Il tedesco Bernd Albers con 1 : 1 = 1 vede come effetto del progresso tecnologico
la perdita delle convenzioni spaziali e delle qualità tattili. Quindi
concettualizza l'esperienza spaziale e quella della materia costruendo un muro
in legno, i cui conci sovrapposti sono appunto scatole di legno contenenti
pietre allo stato grezzo.
Il Cubo Ideale Bis del PIA (Bruce Dunning e Pieter Versteegh) è un modello
di architettura che, nella sua astrazione, riflette l'impotenza dell'architettura
a ricondizionare una struttura urbana non più basata su gerarchie architettoniche.
E' un modello abitabile, plasmato per (da) una società strutturata sul
cambiamento e si pone quindi non come oggetto isolato autoreferenziale, ma
come tappa intermedia di un processo di significazione : tale processo si svolge
tra un contesto esistente (fisico e culturale) e uno stato futuro delle medesime
condizioni. Il Cubo Ideale Bis segue, infatti, la ricerca teorica sviluppata
dai due attorno a precedenti cubi ideali e inoltre reca impresse sulle sue
pareti di cemento le tracce di progetti anteriori e futuri. Indagare sul cubo
ideale e sulla disponibilità di questa struttura a adeguarsi a una forma
architettonica vuol dire ricercare tale processo, tale dialettica per cui ogni
modello già annuncia una realizzazione ulteriore e è anch'esso
il risultato dei progetti precedenti.

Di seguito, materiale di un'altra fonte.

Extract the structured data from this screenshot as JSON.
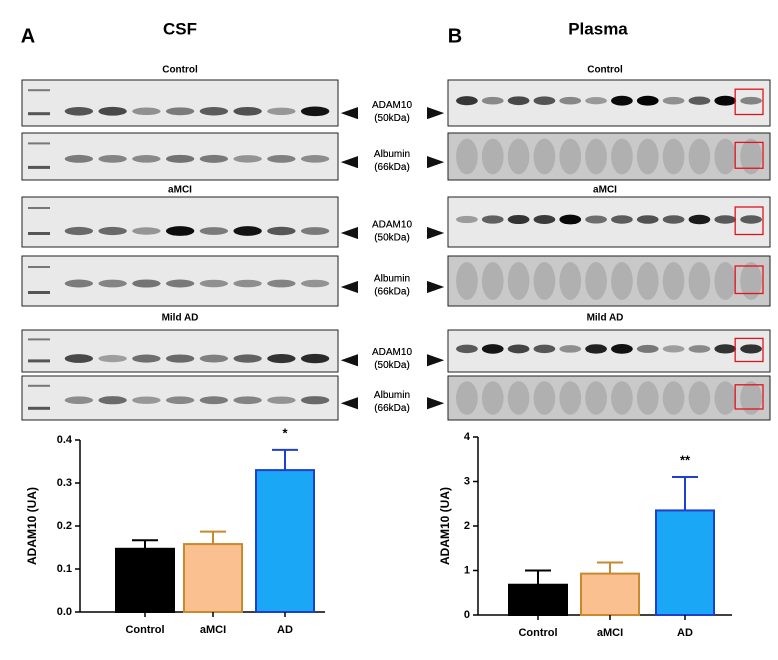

Il significato del costruito va così oltre
quello definito dal programma arricchendosi, affermano gli autori, « dell'autorità dell'individuo
sull'oggetto », del suo diritto cioè a determinarne il significato.
Al significato più specificamente costruttivo del lavoro di Van Berkel,
a quello linguistico di Albers e programmatico del PIA, le installazioni di
dEcoi e Bates oppongono un contenuto maggiormente ideologico.
Il gruppo multietnico dEcoi, con Nell'ombra di Ledoux : la superficie della
trasgressione, cerca di definire « un modello di spazio sociale, una
superficie vaga, muta e senza limiti, attraverso la quale il sociale circola
liberamente ». Componendo liberamente le ombre (in quanto proiezioni
indefinite) dei due progetti più provocatori di Ledoux (la sferica casa
delle Guardie campestri a Maupertuis e la casa dei bagni a Chaux) e utilizzando,
per il modello di riferimento, un processo artistico (gesso colato in un profilattico),
ottengono una sorta di uovo deforme : è una forma tridimensionale in
tensione che vuole sottolineare, affermano gli architetti, « la dissoluzione
dello spazio circoscritto e strutturato, dello spazio che dà forza alla
gerarchia sociale e controlla il desiderio... ». Spazio pubblico e spazio
privato riflettono così, nella continuità storica di uno spazio
creativo e trasgressivo dell'architettura moderna, un'altra bipolarità :
quella architetto-società.
Ma nell'indagare il tema della mostra, è forse più di tutti l'americano
Donald Bates a superare i limiti consueti della disciplina e della sua trasgressione
convenzionale, riflettendo sul concetto stesso di limite.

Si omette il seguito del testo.